My teammates elected me as the strategist, which means, among other things, that I have to put up with the facilitators and the other strategists. It's not easy to concentrate when all the participants are trying to be on the alert for everything and yet, we are in control of nothing except for our product or our service. I think it's going well, that the team on the ground has divided the task up properly, but suddenly, the facilitators present us, or rather impose a challenge on us, what I prefer to call a collection of nails and screws under the tires. The ranking they display about every four hours also helps to spur us on. They infuriate me, these facilitators: it's like they are taking delight, the irreverent ones, in provoking punctures and hiding the jack and the spare tire. But no time to feel sorry for myself and let down my team, our product, and all the customers who will benefit from it!

 

It goes on like this for two full days. We eat when we can, that is, when the moment we think about it coincides with the time we have available then. We have hardly slept at all. We worked beyond the official closing of the first day, to get ahead, to have everything spot-on and ready to disseminate and sell from the very early start of the second day. Customers are counting on us: expectations are already high!

 

Things are in full swing. Of course, there are the usual technical hiccups, a few customers we struggle to reach who don't necessarily respond promptly and a part of what we developed which doesn't seem to find takers.
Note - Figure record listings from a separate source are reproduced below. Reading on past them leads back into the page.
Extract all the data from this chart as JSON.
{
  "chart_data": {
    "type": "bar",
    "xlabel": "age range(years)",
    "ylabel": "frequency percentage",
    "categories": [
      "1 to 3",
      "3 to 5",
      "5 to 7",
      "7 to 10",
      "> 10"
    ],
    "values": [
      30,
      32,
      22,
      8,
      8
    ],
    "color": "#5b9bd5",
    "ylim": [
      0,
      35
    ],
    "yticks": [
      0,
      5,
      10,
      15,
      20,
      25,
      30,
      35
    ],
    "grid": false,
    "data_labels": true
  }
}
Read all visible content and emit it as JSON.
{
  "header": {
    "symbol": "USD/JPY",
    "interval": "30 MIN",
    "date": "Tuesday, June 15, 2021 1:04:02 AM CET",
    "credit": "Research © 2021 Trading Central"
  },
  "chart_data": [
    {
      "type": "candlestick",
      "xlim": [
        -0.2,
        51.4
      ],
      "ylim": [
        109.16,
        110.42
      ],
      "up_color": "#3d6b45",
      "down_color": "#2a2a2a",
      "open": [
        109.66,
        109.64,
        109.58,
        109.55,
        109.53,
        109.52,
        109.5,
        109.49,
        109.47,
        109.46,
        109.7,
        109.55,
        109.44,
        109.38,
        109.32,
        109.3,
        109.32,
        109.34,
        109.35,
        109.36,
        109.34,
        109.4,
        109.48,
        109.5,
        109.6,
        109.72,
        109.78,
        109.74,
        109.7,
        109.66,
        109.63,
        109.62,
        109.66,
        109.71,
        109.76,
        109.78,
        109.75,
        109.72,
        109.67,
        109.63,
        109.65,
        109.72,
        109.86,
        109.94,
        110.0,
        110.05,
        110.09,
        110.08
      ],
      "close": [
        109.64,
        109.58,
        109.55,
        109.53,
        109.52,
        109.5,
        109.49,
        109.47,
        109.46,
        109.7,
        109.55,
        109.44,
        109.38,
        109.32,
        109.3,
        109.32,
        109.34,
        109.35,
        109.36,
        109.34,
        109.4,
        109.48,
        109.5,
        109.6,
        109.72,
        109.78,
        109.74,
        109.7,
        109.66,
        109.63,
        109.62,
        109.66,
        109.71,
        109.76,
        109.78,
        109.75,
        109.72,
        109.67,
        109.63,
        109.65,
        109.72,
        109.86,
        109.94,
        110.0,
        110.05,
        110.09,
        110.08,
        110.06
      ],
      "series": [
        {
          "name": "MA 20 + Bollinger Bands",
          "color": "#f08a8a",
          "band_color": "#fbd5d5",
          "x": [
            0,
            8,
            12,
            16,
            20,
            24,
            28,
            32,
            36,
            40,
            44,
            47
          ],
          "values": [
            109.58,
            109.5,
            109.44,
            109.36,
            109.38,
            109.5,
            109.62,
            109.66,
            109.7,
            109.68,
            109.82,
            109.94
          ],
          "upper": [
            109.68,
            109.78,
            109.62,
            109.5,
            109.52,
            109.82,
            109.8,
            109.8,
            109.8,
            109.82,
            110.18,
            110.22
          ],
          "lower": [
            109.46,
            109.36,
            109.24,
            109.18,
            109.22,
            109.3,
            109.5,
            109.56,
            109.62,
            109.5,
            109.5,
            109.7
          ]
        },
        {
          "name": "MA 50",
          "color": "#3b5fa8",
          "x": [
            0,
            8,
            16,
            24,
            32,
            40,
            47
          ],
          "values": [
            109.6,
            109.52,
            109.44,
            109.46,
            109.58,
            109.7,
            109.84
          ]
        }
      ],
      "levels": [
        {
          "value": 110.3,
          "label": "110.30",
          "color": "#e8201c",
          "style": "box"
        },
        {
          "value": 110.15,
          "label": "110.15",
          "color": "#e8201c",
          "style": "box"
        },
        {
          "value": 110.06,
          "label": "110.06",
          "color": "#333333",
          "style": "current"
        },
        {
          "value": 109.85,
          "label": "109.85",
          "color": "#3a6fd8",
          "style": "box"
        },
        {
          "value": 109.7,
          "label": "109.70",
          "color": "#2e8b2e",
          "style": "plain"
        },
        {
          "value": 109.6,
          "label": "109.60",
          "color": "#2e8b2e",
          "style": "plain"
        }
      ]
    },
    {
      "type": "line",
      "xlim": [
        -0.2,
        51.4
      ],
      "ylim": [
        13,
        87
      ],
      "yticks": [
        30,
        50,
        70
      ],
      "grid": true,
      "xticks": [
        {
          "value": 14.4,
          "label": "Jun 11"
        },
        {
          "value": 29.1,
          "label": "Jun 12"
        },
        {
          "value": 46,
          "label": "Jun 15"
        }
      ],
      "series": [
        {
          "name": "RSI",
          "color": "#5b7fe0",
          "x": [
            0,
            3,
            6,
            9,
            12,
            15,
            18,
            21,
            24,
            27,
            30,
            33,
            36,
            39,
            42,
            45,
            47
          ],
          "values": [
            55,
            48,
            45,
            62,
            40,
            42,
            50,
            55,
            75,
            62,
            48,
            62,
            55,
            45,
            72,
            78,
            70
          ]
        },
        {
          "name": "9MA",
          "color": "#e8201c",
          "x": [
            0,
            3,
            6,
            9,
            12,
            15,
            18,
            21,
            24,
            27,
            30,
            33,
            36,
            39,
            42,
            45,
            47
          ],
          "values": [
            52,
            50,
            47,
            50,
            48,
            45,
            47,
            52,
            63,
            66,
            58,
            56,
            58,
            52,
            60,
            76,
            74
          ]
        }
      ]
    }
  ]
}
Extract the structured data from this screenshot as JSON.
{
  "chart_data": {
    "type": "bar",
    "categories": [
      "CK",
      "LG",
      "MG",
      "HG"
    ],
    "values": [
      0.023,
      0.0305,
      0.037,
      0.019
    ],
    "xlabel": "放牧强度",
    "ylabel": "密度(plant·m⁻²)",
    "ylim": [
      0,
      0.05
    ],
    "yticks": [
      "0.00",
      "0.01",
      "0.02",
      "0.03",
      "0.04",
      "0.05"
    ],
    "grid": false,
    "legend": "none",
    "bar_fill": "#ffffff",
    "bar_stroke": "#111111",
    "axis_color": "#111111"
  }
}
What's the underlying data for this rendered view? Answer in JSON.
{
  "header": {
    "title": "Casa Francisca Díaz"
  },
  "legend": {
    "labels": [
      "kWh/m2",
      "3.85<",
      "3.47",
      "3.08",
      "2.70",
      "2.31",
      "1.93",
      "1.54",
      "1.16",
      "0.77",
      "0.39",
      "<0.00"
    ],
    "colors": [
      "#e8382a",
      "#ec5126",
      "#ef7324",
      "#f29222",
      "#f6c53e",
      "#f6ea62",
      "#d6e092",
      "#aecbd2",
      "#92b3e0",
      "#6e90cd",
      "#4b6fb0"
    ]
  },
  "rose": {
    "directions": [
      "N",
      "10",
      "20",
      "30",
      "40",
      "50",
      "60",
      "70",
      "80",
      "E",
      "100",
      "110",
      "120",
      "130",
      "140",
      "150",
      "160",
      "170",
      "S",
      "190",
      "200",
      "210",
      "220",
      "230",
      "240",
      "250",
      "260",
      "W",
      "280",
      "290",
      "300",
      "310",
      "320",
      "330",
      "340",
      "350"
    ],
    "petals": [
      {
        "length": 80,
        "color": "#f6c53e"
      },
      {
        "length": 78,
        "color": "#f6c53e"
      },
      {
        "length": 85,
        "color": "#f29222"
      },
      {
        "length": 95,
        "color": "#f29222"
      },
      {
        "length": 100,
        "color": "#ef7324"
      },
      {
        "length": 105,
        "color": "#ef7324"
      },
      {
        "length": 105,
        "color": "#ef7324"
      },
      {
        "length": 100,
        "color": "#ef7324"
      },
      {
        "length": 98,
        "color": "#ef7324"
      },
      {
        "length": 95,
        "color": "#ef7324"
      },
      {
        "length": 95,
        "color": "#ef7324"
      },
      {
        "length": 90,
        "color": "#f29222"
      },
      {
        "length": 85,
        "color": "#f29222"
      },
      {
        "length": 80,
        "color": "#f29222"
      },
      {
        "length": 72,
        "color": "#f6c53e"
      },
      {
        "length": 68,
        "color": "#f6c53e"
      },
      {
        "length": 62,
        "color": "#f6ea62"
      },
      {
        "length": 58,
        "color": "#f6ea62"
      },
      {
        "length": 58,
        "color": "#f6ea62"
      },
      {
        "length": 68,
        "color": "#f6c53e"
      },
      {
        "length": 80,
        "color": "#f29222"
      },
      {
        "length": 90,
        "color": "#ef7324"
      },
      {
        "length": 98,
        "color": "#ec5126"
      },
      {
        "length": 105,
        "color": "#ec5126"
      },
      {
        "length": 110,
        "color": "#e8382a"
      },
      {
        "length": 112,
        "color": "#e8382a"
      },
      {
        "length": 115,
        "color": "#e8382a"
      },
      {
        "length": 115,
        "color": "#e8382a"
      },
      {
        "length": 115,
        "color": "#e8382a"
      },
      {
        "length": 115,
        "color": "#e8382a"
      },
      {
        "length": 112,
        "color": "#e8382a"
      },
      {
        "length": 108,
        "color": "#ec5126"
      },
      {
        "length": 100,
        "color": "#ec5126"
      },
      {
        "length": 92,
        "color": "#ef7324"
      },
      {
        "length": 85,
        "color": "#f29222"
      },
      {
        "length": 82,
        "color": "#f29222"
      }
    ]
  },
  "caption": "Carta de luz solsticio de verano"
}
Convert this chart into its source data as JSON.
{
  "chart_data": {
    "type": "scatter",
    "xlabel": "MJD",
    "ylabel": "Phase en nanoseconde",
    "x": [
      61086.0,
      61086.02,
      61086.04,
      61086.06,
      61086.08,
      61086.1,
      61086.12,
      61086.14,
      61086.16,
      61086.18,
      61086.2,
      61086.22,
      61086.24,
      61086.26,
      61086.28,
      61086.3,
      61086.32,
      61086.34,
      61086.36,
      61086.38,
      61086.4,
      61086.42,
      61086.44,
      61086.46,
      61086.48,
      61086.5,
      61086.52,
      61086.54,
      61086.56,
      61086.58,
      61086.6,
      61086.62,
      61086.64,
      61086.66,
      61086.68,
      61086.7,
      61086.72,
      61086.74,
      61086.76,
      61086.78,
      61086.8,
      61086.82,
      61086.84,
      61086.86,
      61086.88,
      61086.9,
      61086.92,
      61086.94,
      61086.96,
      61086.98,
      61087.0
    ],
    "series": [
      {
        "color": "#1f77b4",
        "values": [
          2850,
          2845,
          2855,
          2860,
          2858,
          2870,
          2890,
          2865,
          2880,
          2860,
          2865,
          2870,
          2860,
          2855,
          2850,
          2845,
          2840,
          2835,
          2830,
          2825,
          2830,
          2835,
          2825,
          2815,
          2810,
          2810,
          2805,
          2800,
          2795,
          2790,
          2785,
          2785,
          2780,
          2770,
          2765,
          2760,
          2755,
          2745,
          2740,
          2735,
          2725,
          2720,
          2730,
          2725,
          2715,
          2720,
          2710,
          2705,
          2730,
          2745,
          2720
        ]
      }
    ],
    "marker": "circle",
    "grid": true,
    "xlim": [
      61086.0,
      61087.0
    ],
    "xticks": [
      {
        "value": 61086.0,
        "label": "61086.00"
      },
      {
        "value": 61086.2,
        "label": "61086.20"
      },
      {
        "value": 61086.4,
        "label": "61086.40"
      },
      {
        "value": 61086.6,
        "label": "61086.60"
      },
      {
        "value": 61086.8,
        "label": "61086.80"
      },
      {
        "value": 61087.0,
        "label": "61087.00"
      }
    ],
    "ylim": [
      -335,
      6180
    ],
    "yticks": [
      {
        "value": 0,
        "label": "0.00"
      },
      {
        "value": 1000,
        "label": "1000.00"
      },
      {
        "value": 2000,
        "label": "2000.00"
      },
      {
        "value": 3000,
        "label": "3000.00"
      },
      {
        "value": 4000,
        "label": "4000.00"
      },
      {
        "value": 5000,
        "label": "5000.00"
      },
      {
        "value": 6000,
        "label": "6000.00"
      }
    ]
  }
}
We've learnt that we offer too many options, that we're not clear enough with customers and potential customers, and that we can't rely on technology without a contingency plan and a backup strategy. In short, everything is not going smoothly; in fact, the only little reliefs we have, which are few and far between, last for a maximum of 30 minutes at a time. That being said, it's mind-blowing, surreal, disorienting: we find out more about ourselves in 48 hours than we would in an entire year.

 

Nevertheless, there are the famous challenges, these always untimely restrictions that the facilitators present about every two hours, even though it seems like there's one every 15 minutes. Just when you think you've finally regained your stride, bam, another detour or another checkpoint, another spillage of nails and screws, another complete pole between the spokes of the wheel.

 

I mustn't spoil anything for you though: it's up to you to sign up for Defi48 to truly experience, endure, and overcome these situations in depth. I can however tell you that we never think about the possibility that they don't really affect the world economy and politics, as the facilitators claim, that the customers they caricature as supposed characters may exist but not certainly, that the cutting-edge news in international relations is so plausible that we submit to it without asking any questions. I think what motivates us is to prove to ourselves that we are capable of overcoming everything, of facing everything, of conquering everything, so that we'll be ready when it happens, not if it happens.

 

Despite having set up all this, having created, produced, developed, disseminated, sold, and pursued beyond the sale, we still reflect on what we have learnt, gained, risked, and established among each of us and within our own inner selves. I think we become entrepreneurs with regards to our creation and its marketing, sure, but also despite all of the circumstances that impact the global economy. And we are an integral part of the business world."